AKEL’in Kıbrıs konusuna yaklaşımı |
Prof. Dr. Ata ATUN |
|
Kıbrıs konusunu hızla çıkmaza sürükleyen ve adadaki bölünmeyi pekiştirecek olan “mülk davaları” konusunda, DISY başkanı Anastasiades’ten sonra AKEL Genel Sekreteri Hristofyas’da konunun ciddiyetini ve adadaki çözümü dinamitlemek üzere olduğunu fark ederek söylemlerini değiştirmeye ve Rum halkını uyarmaya başladı.
AKEL Genel Sekreteri ve Meclis Başkanı Dimitris Hristofyas, dün yaptığı çağrıda, mülk davları konusunda, Rum göçmenlere soğukkanlı olmalarını ve mahkemeye başvuruların Kıbrıs sorununun çözümünü zorlaştıracağını, aynı zamanda KKTC yönetimine de “dayanak” sağlayacağını da savundu.
Hristofiyas, Rumlar’ın mülkler konusunda mahkemelere yaptıkları başvuruların sonucu koparılan gürültünün ve çıkarılan Avrupa Tutuklama Emirlerinin, uzun vadede Rumların aleyhine olacağını ve mülkler konusunun da Kıbrıs sorununun en ciddi yönlerinden biri olduğunu belirtti.
Hristofyas bu çağrısında, mahkemeler yapılan başvuruları ve Avrupa Tutuklama Emirlerini, müzakereleri daha da zorlaştıracak yeni oldu bittiler şeklinde tanımlıyor.
Buna karşın Annan’ın çağrısı ile “Kıbrıs’ta Barış ve Çözüm” görüşmeleri başlatıldığı vakit Kıbrıs Rum tarafının “mülklerin gaspı ve yabancılara satışı konularını” çok ciddi şekilde masaya getireceklerini söylüyor.
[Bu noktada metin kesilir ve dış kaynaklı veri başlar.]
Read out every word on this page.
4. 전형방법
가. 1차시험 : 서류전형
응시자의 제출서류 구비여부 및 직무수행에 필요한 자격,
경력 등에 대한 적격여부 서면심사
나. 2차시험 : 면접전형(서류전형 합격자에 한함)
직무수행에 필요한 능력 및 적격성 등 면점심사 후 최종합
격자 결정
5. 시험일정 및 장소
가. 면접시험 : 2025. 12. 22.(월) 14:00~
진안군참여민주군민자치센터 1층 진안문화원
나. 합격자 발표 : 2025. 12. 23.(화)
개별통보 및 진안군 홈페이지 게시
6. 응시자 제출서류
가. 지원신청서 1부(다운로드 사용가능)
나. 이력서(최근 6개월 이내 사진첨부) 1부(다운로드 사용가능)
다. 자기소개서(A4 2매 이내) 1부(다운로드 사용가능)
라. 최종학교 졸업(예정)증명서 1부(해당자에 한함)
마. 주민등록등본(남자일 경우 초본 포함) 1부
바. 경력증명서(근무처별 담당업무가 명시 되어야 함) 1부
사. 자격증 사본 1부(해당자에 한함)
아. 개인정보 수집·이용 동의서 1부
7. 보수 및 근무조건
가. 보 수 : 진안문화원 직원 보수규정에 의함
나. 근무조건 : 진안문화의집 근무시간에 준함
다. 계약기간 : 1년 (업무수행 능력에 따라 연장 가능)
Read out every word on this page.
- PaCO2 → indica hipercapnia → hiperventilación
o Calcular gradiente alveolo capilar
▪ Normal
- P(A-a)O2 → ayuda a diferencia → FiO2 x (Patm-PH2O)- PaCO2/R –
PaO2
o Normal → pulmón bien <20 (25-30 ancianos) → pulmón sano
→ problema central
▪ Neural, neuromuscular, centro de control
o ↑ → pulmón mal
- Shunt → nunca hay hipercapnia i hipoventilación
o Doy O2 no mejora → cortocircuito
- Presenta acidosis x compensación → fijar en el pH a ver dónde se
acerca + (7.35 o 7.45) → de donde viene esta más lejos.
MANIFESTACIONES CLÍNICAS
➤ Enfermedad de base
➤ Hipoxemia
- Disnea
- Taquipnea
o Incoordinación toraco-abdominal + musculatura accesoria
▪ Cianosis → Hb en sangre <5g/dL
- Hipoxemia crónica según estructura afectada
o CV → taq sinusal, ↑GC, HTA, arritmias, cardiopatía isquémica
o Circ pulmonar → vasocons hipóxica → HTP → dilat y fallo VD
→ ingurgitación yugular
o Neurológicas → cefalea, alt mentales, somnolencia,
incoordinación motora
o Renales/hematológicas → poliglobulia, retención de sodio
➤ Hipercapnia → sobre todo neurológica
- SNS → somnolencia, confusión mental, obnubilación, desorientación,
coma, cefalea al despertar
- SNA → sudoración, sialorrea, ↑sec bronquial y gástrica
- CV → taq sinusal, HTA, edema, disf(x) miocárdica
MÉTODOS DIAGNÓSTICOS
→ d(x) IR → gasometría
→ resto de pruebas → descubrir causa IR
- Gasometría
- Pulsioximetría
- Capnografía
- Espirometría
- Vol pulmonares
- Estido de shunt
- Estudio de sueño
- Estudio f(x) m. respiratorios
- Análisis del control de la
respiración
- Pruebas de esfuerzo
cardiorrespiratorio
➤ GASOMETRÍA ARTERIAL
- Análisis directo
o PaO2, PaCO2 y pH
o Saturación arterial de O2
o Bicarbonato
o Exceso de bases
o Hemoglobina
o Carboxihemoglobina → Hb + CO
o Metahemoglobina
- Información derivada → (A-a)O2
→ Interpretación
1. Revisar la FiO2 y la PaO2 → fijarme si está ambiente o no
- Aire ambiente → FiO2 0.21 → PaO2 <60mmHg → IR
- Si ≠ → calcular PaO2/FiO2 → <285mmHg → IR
1974’de Yunan Cuntasının planladığı ve fiiliyata geçirdiği darbeyi ve arkasından gelen Barış Harekatını uluslar arası hukuku ihlal şeklinde tanımlayan Hristofyas, 1963’de anayasayı değiştirmek için kasten çıkardıkları silahlı çatışmaları ve dönemin Kıbrıs Cumhuriyeti’nin yöneticisi olan “EOKA Hükümetinin” silah zoru ile göçe zorladığı 103 Türk köyünü, 1970 yılına kadar yürürlükte kalan ve Türklere acımasızca uyguladıkları “Türklere satılması yasaklanmış Stratejik Malzemeler” emirnamesini unutarak, darbenin ve Barış harekatının sonucunda Kıbrıslı Türk’lerin, ve de Kıbrıslı Rum’ların göçmen durumuna düştüklerini dile getirdi.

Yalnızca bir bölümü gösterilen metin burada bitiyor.